I considered this for a while. “So, adopting your methodology, Sydney which means “Meadow by a stream” could translates as Παραποτάμιο Λιβάδι. Παραλίβαδο I think, could be eminently acceptable. Brisbane, bizarrely means ‘Break bone.’ I'd love to pay tribute to the Greek community of Σπαζοκοκκαλιά.”

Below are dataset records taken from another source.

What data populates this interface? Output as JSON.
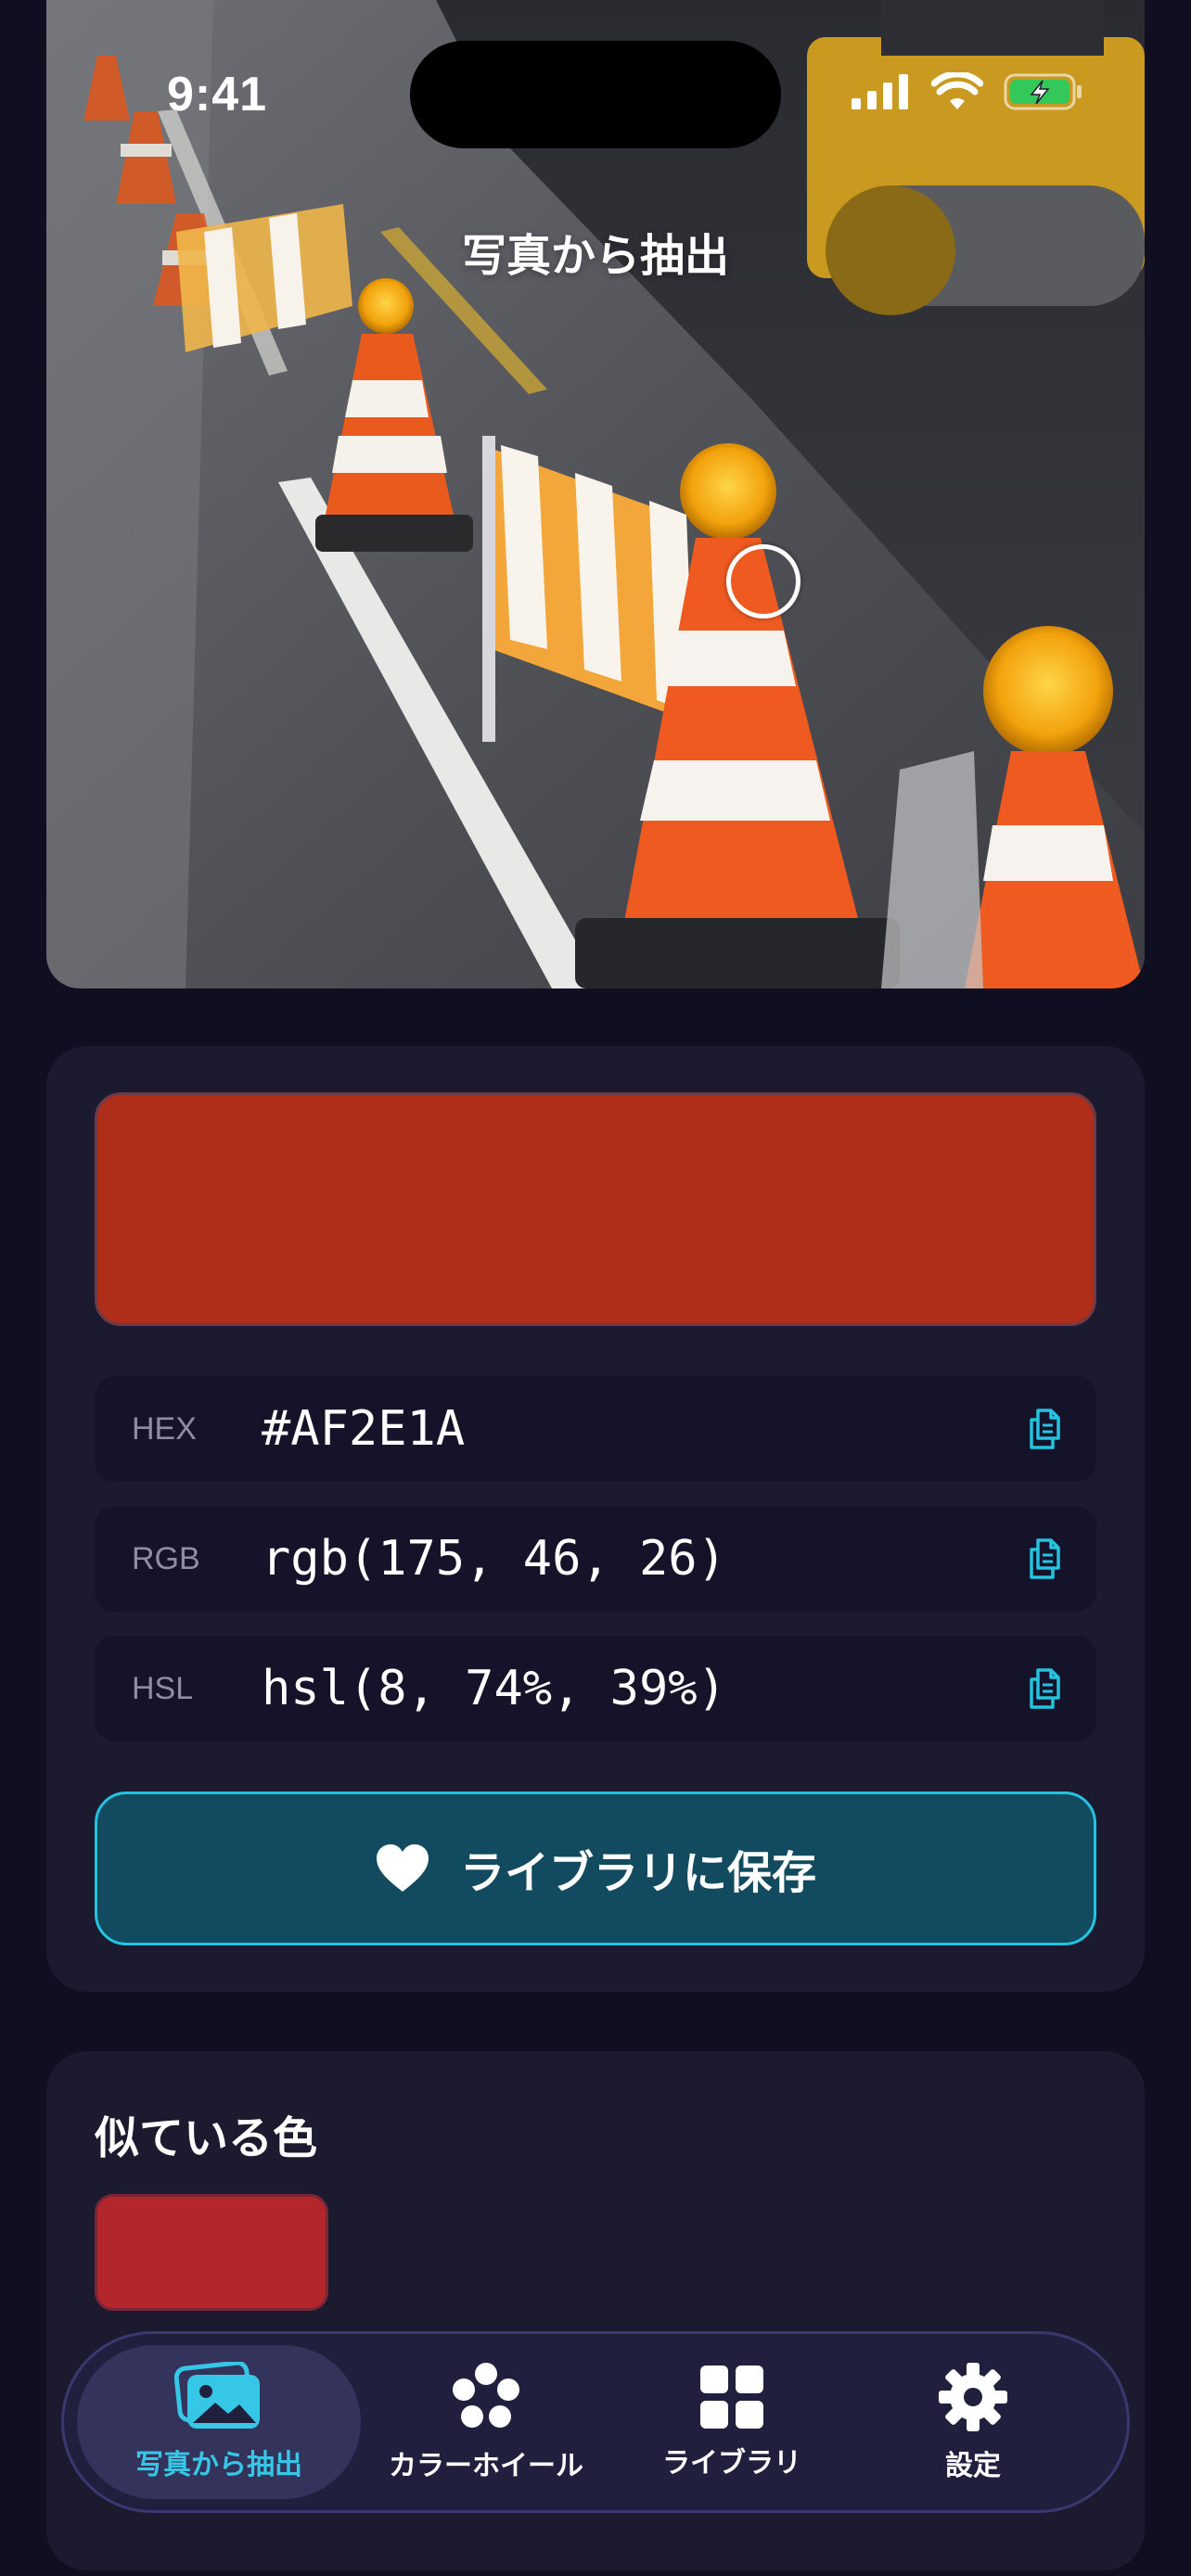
{
  "status_bar": {
    "time": "9:41"
  },
  "screen": {
    "title": "写真から抽出"
  },
  "picked_color": {
    "swatch_color": "#AF2E1A",
    "rows": [
      {
        "label": "HEX",
        "value": "#AF2E1A"
      },
      {
        "label": "RGB",
        "value": "rgb(175, 46, 26)"
      },
      {
        "label": "HSL",
        "value": "hsl(8, 74%, 39%)"
      }
    ]
  },
  "save_button": {
    "label": "ライブラリに保存",
    "icon": "heart-icon"
  },
  "similar_colors": {
    "title": "似ている色",
    "swatches": [
      {
        "color": "#B3272C"
      }
    ]
  },
  "tabbar": {
    "items": [
      {
        "label": "写真から抽出",
        "icon": "photo-icon",
        "active": true
      },
      {
        "label": "カラーホイール",
        "icon": "color-wheel-icon",
        "active": false
      },
      {
        "label": "ライブラリ",
        "icon": "grid-icon",
        "active": false
      },
      {
        "label": "設定",
        "icon": "gear-icon",
        "active": false
      }
    ]
  },
  "colors": {
    "accent": "#24C3E0",
    "background": "#100F22",
    "card": "#1B1A2E"
  }
}
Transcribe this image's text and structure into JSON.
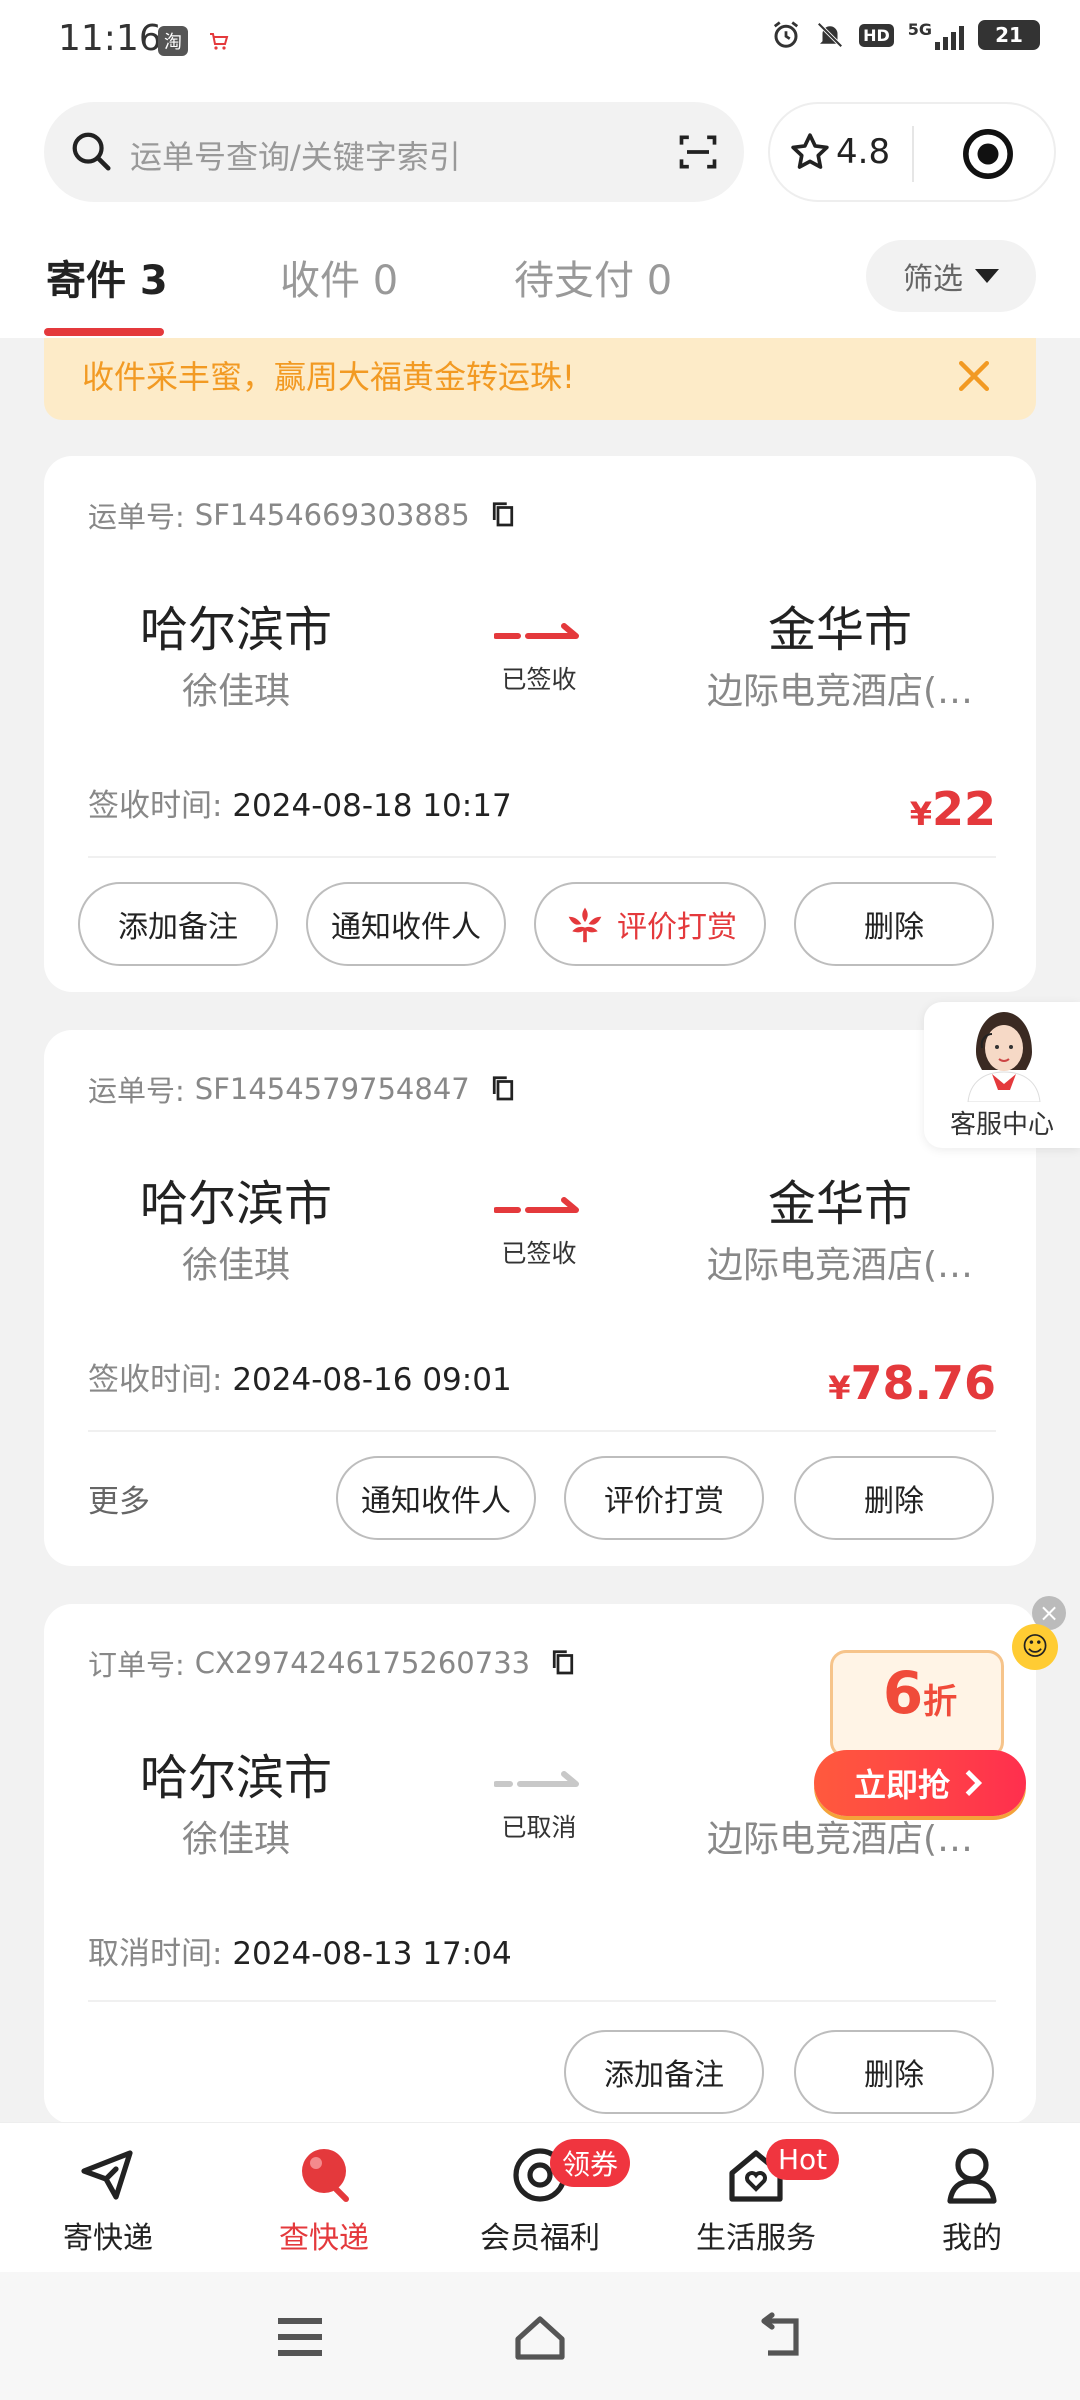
{
  "status_bar": {
    "time": "11:16",
    "icons": [
      "taobao-icon",
      "cart-icon",
      "alarm-icon",
      "mute-icon",
      "hd-icon",
      "signal-5g-icon",
      "battery-icon"
    ],
    "battery": "21",
    "network": "5G"
  },
  "search": {
    "placeholder": "运单号查询/关键字索引"
  },
  "rating": {
    "value": "4.8"
  },
  "tabs": [
    {
      "label": "寄件 3",
      "active": true
    },
    {
      "label": "收件 0",
      "active": false
    },
    {
      "label": "待支付 0",
      "active": false
    }
  ],
  "filter": {
    "label": "筛选"
  },
  "promo_banner": {
    "text": "收件采丰蜜，赢周大福黄金转运珠!"
  },
  "orders": [
    {
      "id_label": "运单号:",
      "id": "SF1454669303885",
      "from_city": "哈尔滨市",
      "from_person": "徐佳琪",
      "status": "已签收",
      "to_city": "金华市",
      "to_person": "边际电竞酒店(…",
      "time_label": "签收时间:",
      "time": "2024-08-18 10:17",
      "price_symbol": "¥",
      "price": "22",
      "buttons": [
        "添加备注",
        "通知收件人",
        "评价打赏",
        "删除"
      ]
    },
    {
      "id_label": "运单号:",
      "id": "SF1454579754847",
      "from_city": "哈尔滨市",
      "from_person": "徐佳琪",
      "status": "已签收",
      "to_city": "金华市",
      "to_person": "边际电竞酒店(…",
      "time_label": "签收时间:",
      "time": "2024-08-16 09:01",
      "price_symbol": "¥",
      "price": "78.76",
      "more": "更多",
      "buttons": [
        "通知收件人",
        "评价打赏",
        "删除"
      ]
    },
    {
      "id_label": "订单号:",
      "id": "CX2974246175260733",
      "from_city": "哈尔滨市",
      "from_person": "徐佳琪",
      "status": "已取消",
      "to_city": "金",
      "to_person": "边际电竞酒店(…",
      "time_label": "取消时间:",
      "time": "2024-08-13 17:04",
      "buttons": [
        "添加备注",
        "删除"
      ]
    }
  ],
  "customer_service": {
    "label": "客服中心"
  },
  "promo_float": {
    "discount_number": "6",
    "discount_unit": "折",
    "button": "立即抢"
  },
  "bottom_nav": [
    {
      "label": "寄快递",
      "icon": "send-plane-icon",
      "active": false
    },
    {
      "label": "查快递",
      "icon": "track-pin-icon",
      "active": true
    },
    {
      "label": "会员福利",
      "icon": "member-coin-icon",
      "active": false,
      "badge": "领券"
    },
    {
      "label": "生活服务",
      "icon": "home-heart-icon",
      "active": false,
      "badge": "Hot"
    },
    {
      "label": "我的",
      "icon": "user-icon",
      "active": false
    }
  ],
  "colors": {
    "accent": "#e4393c",
    "promo_bg": "#fdebc8",
    "promo_text": "#f29a23",
    "page_bg": "#f2f2f2"
  }
}
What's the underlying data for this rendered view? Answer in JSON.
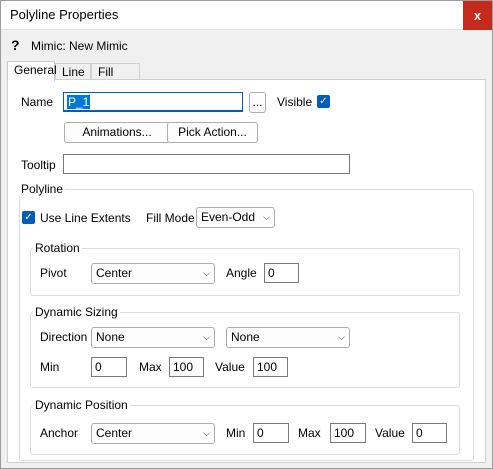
{
  "window": {
    "title": "Polyline Properties",
    "close": "x"
  },
  "mimic": {
    "help": "?",
    "label": "Mimic: New Mimic"
  },
  "tabs": [
    "General",
    "Line",
    "Fill"
  ],
  "general": {
    "name_label": "Name",
    "name_value": "P_1",
    "browse": "...",
    "visible_label": "Visible",
    "visible_checked": true,
    "animations": "Animations...",
    "pick_action": "Pick Action...",
    "tooltip_label": "Tooltip",
    "tooltip_value": ""
  },
  "polyline": {
    "title": "Polyline",
    "use_line_extents": "Use Line Extents",
    "use_line_extents_checked": true,
    "fill_mode_label": "Fill Mode",
    "fill_mode": "Even-Odd"
  },
  "rotation": {
    "title": "Rotation",
    "pivot_label": "Pivot",
    "pivot": "Center",
    "angle_label": "Angle",
    "angle": "0"
  },
  "dynamic_sizing": {
    "title": "Dynamic Sizing",
    "direction_label": "Direction",
    "direction1": "None",
    "direction2": "None",
    "min_label": "Min",
    "min": "0",
    "max_label": "Max",
    "max": "100",
    "value_label": "Value",
    "value": "100"
  },
  "dynamic_position": {
    "title": "Dynamic Position",
    "anchor_label": "Anchor",
    "anchor": "Center",
    "min_label": "Min",
    "min": "0",
    "max_label": "Max",
    "max": "100",
    "value_label": "Value",
    "value": "0"
  }
}
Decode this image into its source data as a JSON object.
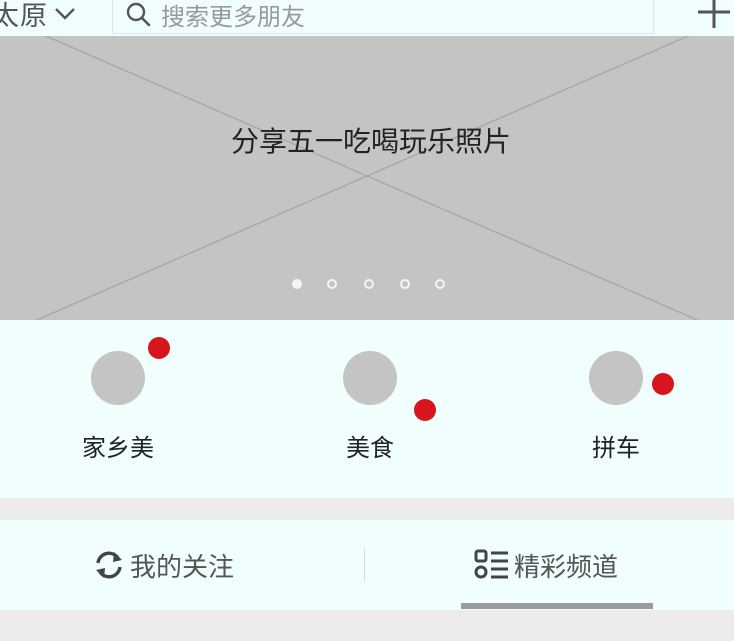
{
  "header": {
    "city": "太原",
    "search_placeholder": "搜索更多朋友",
    "icons": [
      "chevron-down-icon",
      "search-icon",
      "plus-icon"
    ]
  },
  "banner": {
    "title": "分享五一吃喝玩乐照片",
    "slide_count": 5,
    "active_slide": 1
  },
  "categories": [
    {
      "label": "家乡美",
      "has_badge": true
    },
    {
      "label": "美食",
      "has_badge": true
    },
    {
      "label": "拼车",
      "has_badge": true
    }
  ],
  "tabs": [
    {
      "label": "我的关注",
      "icon": "refresh-icon",
      "selected": false
    },
    {
      "label": "精彩频道",
      "icon": "list-icon",
      "selected": true
    }
  ],
  "colors": {
    "background": "#f0fefe",
    "placeholder": "#c4c4c2",
    "badge": "#d8141c",
    "underline": "#9b9b9b"
  }
}
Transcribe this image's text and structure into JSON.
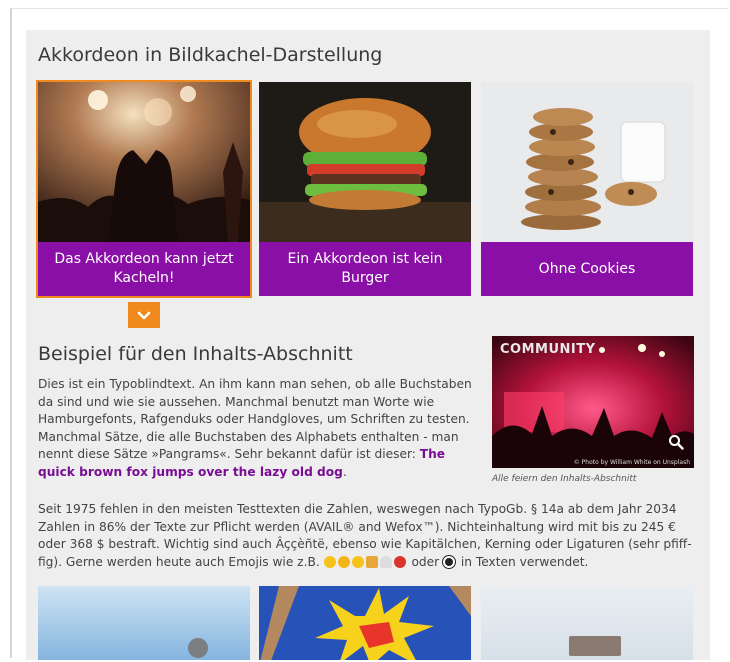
{
  "accordion": {
    "heading": "Akkordeon in Bildkachel-Darstellung",
    "tiles": [
      {
        "caption": "Das Akkordeon kann jetzt Kacheln!",
        "active": true
      },
      {
        "caption": "Ein Akkordeon ist kein Burger",
        "active": false
      },
      {
        "caption": "Ohne Cookies",
        "active": false
      }
    ],
    "toggle_icon": "chevron-down-icon"
  },
  "content": {
    "heading": "Beispiel für den Inhalts-Abschnitt",
    "para1_text": "Dies ist ein Typoblindtext. An ihm kann man sehen, ob alle Buchstaben da sind und wie sie aussehen. Manchmal benutzt man Worte wie Hamburgefonts, Rafgenduks oder Handgloves, um Schriften zu testen. Manchmal Sätze, die alle Buchstaben des Alphabets enthalten - man nennt diese Sätze »Pangrams«. Sehr bekannt dafür ist dieser: ",
    "para1_highlight": "The quick brown fox jumps over the lazy old dog",
    "para1_end": ".",
    "para2_text": "Seit 1975 fehlen in den meisten Testtexten die Zahlen, weswegen nach TypoGb. § 14a ab dem Jahr 2034 Zahlen in 86% der Texte zur Pflicht werden (AVAIL® and Wefox™). Nichteinhaltung wird mit bis zu 245 € oder 368 $ bestraft. Wichtig sind auch Âççèñtë, ebenso wie Kapitälchen, Kerning oder Ligaturen (sehr pfiff-fig). Gerne werden heute auch Emojis wie z.B. ",
    "para2_mid": " oder ",
    "para2_end": " in Texten verwendet.",
    "figure": {
      "sign_text": "COMMUNITY",
      "credit": "© Photo by William White on Unsplash",
      "caption": "Alle feiern den Inhalts-Abschnitt",
      "zoom_icon": "magnifier-icon"
    }
  },
  "colors": {
    "accent": "#8a0fa6",
    "highlight": "#f08a1e",
    "link": "#7a0d95"
  }
}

“Hellenic community,” Shayne emphasised.

“Apparently Geelong means “a place of the sea bird over the white cliffs.”

“How would that translate in Greek?”

«Μια γαλάζια περιστέρα, πέταξε και πάει σιαπέρα».

“Sound like a mouthful, if you ask me. Still, it would be great if we could inaugurate these terms into general usage by way of celebrating Byzantine New Year, next year.”

Before I had the chance to posit that Oakleigh could translate as Τσικνοτσιγαρίλα, I noticed that I had another incoming call. Fumbling as usually, I cut Shayne off as I answered the new call. It was Andoni.

«Πού είσαι ρε πατρίδα;»

“In the office. Πού θες να’μαι;”

“I’m down here at my local RSL celebrating my birthday. You should come down re, the prices are mad! Pity about all the τσομπάνηδες, though.”

“Did you know that its Byzantine New Year?” I asked.

“What’s that, like Christmas in July?”

“Never mind,” I said.

“Good,” he burped. “Now if you aren’t coming down, at least get off the phone. The racing’s on.”